I advocate a separation of church and slate. Tom's commitment to and enthusiasm over Scientology is fine and respectable. But I think if he were to keep it out of his career, it would make for better PR. And let's face it, that's what this is about. PR, money, etc.

That said, I still think Batman and War of the Worlds will be hits. The first has the Trifecta of Distinguised Grizzle: Michael Caine, Liam Neeson, and Morgan Freeman. The second has that magical Cruise-Spielberg element that produced a masterpiece last time out (Minority Report). Summer doesn't look so bad. Let's just mind our own business, let the celebrities worship or shtup whomever they like, and find free screenings so they don't get our money.

Thursday, June 09, 2005

Smiths & Wesson



See it if you want, but you won't be any worse off if you skip it. The premise is great, but a great premise does not a great movie make. And this movie is more Bruckheimer than great. It has moments of good comedy and cleverness, but they are doused by expensive action sequences. How are these assassination agencies so undercover when they routinely blow up large structures and engage in destructive freeway auto-fights?

If you're living, you know that Pitt and Jolie play a married couple who don't know the other's a contract killer. Why do you know this? The ads have told you, again and again, before each movie you've seen the past three months. This torpedoes some of the delight of the film's first 20 minutes. We know their secret, so we could've started 20 minutes in.

Pitt/Jolie are fine entertainers but finer specimens.

I'd like to think what Mr. & Mrs. Smith would've been like with Brian De Palma directing.

Better, probably.

Tuesday, June 07, 2005

Anne Bancroft, 1931-2005



I'm really sad about this. She was lovely on film, and lovely in person I'm sure. She and husband Mel Brooks were together 41 years. Everyone remembers her from The Graduate, when she was lethal and oily and smoking and sexual. Equally worthy of note is her compassionate, gentle work in The Miracle Worker, first on Broadway and then the 1962 film version (a Tony and an Oscar were earned; an Emmy followed in 1999 for Deep in My Heart, completing the rare acting triple crown). Click on the title of this entry for a nice Times obit.

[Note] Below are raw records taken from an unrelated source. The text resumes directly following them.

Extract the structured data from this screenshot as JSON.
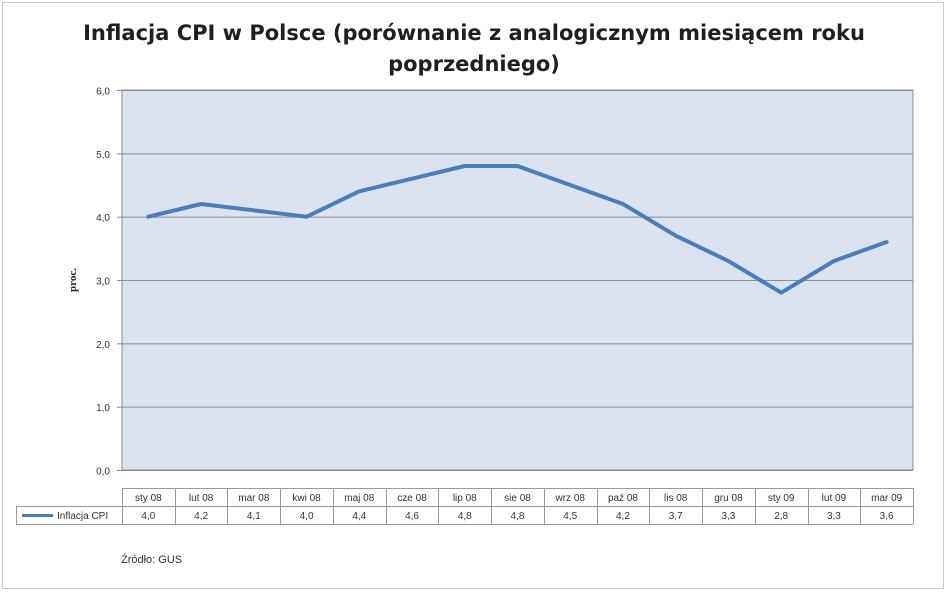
{
  "chart_data": {
    "type": "line",
    "title_lines": [
      "Inflacja CPI w Polsce (porównanie z analogicznym miesiącem roku",
      "poprzedniego)"
    ],
    "ylabel": "proc.",
    "xlabel": "",
    "ylim": [
      0,
      6
    ],
    "yticks": [
      "0,0",
      "1,0",
      "2,0",
      "3,0",
      "4,0",
      "5,0",
      "6,0"
    ],
    "grid": true,
    "categories": [
      "sty 08",
      "lut 08",
      "mar 08",
      "kwi 08",
      "maj 08",
      "cze 08",
      "lip 08",
      "sie 08",
      "wrz 08",
      "paź 08",
      "lis 08",
      "gru 08",
      "sty 09",
      "lut 09",
      "mar 09"
    ],
    "series": [
      {
        "name": "Inflacja CPI",
        "values": [
          4.0,
          4.2,
          4.1,
          4.0,
          4.4,
          4.6,
          4.8,
          4.8,
          4.5,
          4.2,
          3.7,
          3.3,
          2.8,
          3.3,
          3.6
        ],
        "labels": [
          "4,0",
          "4,2",
          "4,1",
          "4,0",
          "4,4",
          "4,6",
          "4,8",
          "4,8",
          "4,5",
          "4,2",
          "3,7",
          "3,3",
          "2,8",
          "3,3",
          "3,6"
        ]
      }
    ],
    "legend": "data-table",
    "source": "Źródło: GUS"
  },
  "colors": {
    "plot_bg": "#dbe3f1",
    "line": "#4a7ebb",
    "grid": "#8c8c8c"
  }
}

"When Mel told his Jewish mother he was marrying an Italian girl, she said: 'Bring her over. I'll be in the kitchen - with my head in the oven.'"

Friday, June 03, 2005

Top-10 Tango



The Independent has wrestled top-10 lists from prominent directors, including Tarantino, Milos Forman, Sidney Lumet, Catherine Breillat, Gillian Armstrong, Sam Mendes, and Jim Jarmusch. Nothing surprising really. Everyone always likes Citizen Kane and Godard and Fellini and Kurosawa. Happy (and deserving) surprises include Groundhog Day at #5 on Terry Jones' list and Waiting for Guffman at #10 on Tim Robbins' list. Also on Robbins' list -- and no one else's, for shame -- is Network at #8.

My top 10 at the moment?

1. Network(Lumet, 1976)
2. The Apartment (Wilder, 1960)
3. The Third Man (Reed, 1949)
4. Chinatown (Polanski, 1974)
5. Bonnie & Clyde (Penn, 1967)
6. Annie Hall (Allen, 1977)
7. The Piano (Campion, 1993)
8. Alien (Scott, 1979)
9. Young Frankenstein (Brooks, 1974)
10. Mary Poppins (Stevenson, 1964)

Yes, I know. No foreign language films and only two non-American. I've seen my fair share of Truffaut and Godard and Bergman and others. They just don't do it for me. What are your top 10?